I think it had something to do with the group of students. As we talked about "Young Goodman Brown," they seemed to experience no difficulty grasping the concept that this story functions best on an abstract level. In fact, they were incredible at analyzing and articulating the symbolic meaning of the story's literal action. Also, a bunch of the students seemed to have a pretty good handle on the Bible, and my guess is that they were probably thrilled at the opportunity to use such hard-earned knowledge to help them in school. As we attempted to extrapolate a working definition of evil from this story, some of the kids actually seemed enthralled by the intellectual task at hand. I was enthralled by their enthusiasm. By the time I left school, I was so happy that I actually felt kind of like I was floating. Really. I looked down to check.

So I decided to celebrate by taking myself to a really great Indian buffet. (I consoled myself after my most recent teacherly failure in the same manner.) It was delicious, and my post-buffet self now solidly obeys the law of gravity. I don't even need to check.

Thursday, January 8, 2009

Intro

Learning how to be a teacher is no picnic, but the experience is worse when you happen to be a person who speaks two octaves higher than your students and finish your phrases with even higher tonal fluctuations. Not only do I speak in questions, but my body language belies underlying social anxieties which diminish my ability to authoritatively organize adolescents. On my worst days, they can eat me like a snack. On my best--well, so far my best is a phenomenon for which I patiently await. I may wait awhile; it's a good thing I am self-supplied in terms of the edible.

As a student teacher, I am just beginning to take over two classes. Today I taught "Harrison Bergeron" to the sophomores, and I attempted to teach transcendentalism, symbolism, the impact of Hawthorne on American literature, and "Young Goodman Brown" to the seniors. Both of these lessons flopped. Over. Dead. As I tried to convey the vast scale of my failure in a conversation with a friend and fellow student teacher, I honed in on my body posture as symbolic of all that went wrong.

"I was sitting crouched over the text with my nose almost touching the top of my desk while my knees hit the desk from the bottom," I miserably recounted. "And it only got worse from there! With every poorly directed question, my voice got quieter and higher, until by the end of the lesson I was substituting whispered squeaks for teacher talk."

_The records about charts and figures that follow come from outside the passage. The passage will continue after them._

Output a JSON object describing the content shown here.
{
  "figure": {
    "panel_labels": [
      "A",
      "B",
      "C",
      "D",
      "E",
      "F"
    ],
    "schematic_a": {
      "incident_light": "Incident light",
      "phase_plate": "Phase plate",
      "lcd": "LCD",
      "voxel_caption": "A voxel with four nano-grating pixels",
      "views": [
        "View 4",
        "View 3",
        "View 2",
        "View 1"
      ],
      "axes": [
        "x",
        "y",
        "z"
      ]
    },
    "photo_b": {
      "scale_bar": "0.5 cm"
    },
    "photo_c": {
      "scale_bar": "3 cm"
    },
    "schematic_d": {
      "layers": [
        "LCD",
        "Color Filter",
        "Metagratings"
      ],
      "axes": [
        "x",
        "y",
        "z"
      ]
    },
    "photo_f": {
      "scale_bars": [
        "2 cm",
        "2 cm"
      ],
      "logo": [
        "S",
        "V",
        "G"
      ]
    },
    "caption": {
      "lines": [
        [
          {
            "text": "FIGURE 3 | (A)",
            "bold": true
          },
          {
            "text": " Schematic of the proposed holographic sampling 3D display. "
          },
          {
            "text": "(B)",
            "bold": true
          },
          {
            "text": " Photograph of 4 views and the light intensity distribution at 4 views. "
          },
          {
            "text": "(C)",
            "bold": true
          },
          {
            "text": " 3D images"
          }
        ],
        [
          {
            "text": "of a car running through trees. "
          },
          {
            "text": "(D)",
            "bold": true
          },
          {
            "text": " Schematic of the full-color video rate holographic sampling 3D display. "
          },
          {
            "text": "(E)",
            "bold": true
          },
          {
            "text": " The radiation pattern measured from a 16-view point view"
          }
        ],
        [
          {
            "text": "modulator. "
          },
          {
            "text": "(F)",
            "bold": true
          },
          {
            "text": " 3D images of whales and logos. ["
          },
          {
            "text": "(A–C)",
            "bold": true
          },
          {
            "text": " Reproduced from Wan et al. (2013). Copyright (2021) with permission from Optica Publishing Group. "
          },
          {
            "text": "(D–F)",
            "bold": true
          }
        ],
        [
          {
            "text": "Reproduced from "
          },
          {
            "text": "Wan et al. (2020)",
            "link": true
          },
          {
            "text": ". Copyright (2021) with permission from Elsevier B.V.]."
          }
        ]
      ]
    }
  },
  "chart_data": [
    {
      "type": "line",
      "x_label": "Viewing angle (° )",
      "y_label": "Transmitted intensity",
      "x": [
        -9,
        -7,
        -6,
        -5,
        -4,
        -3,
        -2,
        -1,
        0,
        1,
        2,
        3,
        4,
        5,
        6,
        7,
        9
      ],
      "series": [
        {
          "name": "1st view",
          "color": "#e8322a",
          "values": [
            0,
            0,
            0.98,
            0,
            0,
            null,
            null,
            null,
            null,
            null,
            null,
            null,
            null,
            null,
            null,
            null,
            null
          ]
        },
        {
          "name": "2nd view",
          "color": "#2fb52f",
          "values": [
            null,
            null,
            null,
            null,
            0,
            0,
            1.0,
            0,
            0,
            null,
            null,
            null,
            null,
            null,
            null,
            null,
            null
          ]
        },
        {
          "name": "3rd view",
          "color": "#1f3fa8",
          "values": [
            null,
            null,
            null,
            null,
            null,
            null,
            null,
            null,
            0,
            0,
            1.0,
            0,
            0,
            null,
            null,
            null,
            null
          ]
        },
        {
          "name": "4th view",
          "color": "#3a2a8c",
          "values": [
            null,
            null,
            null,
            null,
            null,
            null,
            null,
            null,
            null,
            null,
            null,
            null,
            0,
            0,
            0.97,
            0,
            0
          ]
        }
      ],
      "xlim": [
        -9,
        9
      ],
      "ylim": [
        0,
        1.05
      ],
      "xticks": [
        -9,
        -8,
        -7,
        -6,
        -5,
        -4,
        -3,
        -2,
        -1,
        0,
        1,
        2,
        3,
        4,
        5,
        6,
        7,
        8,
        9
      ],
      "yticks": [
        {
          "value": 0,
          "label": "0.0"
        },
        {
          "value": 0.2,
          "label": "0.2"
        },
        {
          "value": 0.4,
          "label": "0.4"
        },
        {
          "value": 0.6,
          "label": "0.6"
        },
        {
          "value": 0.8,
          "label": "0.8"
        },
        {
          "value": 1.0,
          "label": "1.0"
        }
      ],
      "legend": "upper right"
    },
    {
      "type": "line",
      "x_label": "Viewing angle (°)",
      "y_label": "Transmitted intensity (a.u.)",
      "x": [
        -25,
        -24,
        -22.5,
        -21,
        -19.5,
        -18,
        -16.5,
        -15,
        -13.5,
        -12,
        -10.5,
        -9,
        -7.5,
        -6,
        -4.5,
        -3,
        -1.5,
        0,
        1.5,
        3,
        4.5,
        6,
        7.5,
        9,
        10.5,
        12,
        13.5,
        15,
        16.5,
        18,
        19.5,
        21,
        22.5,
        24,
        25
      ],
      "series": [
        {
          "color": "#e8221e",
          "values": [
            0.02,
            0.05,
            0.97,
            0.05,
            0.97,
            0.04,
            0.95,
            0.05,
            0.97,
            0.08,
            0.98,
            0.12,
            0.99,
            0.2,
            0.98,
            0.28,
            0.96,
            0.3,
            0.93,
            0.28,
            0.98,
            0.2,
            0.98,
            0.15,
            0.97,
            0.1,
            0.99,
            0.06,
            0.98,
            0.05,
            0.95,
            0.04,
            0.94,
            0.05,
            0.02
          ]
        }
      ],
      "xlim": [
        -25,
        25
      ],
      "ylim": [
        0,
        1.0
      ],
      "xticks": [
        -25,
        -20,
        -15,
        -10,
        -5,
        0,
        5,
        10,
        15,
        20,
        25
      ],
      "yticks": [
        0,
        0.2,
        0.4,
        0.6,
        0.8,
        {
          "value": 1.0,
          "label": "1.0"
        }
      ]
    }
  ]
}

"Ah," he replied knowingly. "You went fetal. I do it too."

I paused, struck by the aptness of his descriptive. "Fetal?" I responded. "Yes, I suppose went fetal."

My loose interpretations of teaching are probably more embryonic than fetal--but, in the sense that the latter term references the vastly underdeveloped, I approve of its application to my experience.

After I decided three hours ago to start a blog, I considered, among other titles, "cowering in the classroom," and any number of plays which involved the word "groveling." However, I decided on "The Paved Road" for several reasons. First of all, as much as I adore self-deprecating alliterative play, the phrases I came up with were trite and finite. "The Paved Road," while allowing ample space for downplay of self, also opens the possibility that this journey might not be confined to the realm of para-professional failure. (However, the emphasis still feels satisfactorily centered on the the vehicular nature of good intentions which unfailingly transport me to infernal realms.)

Secondly, "The Paved Road" has been trodden before. I am not the first aspiring teacher to encounter difficulty--nor am I the first student teacher to frequently fail miserably at the task of teaching. This path, however humiliatingly hot, has been trekked before. I tread in company.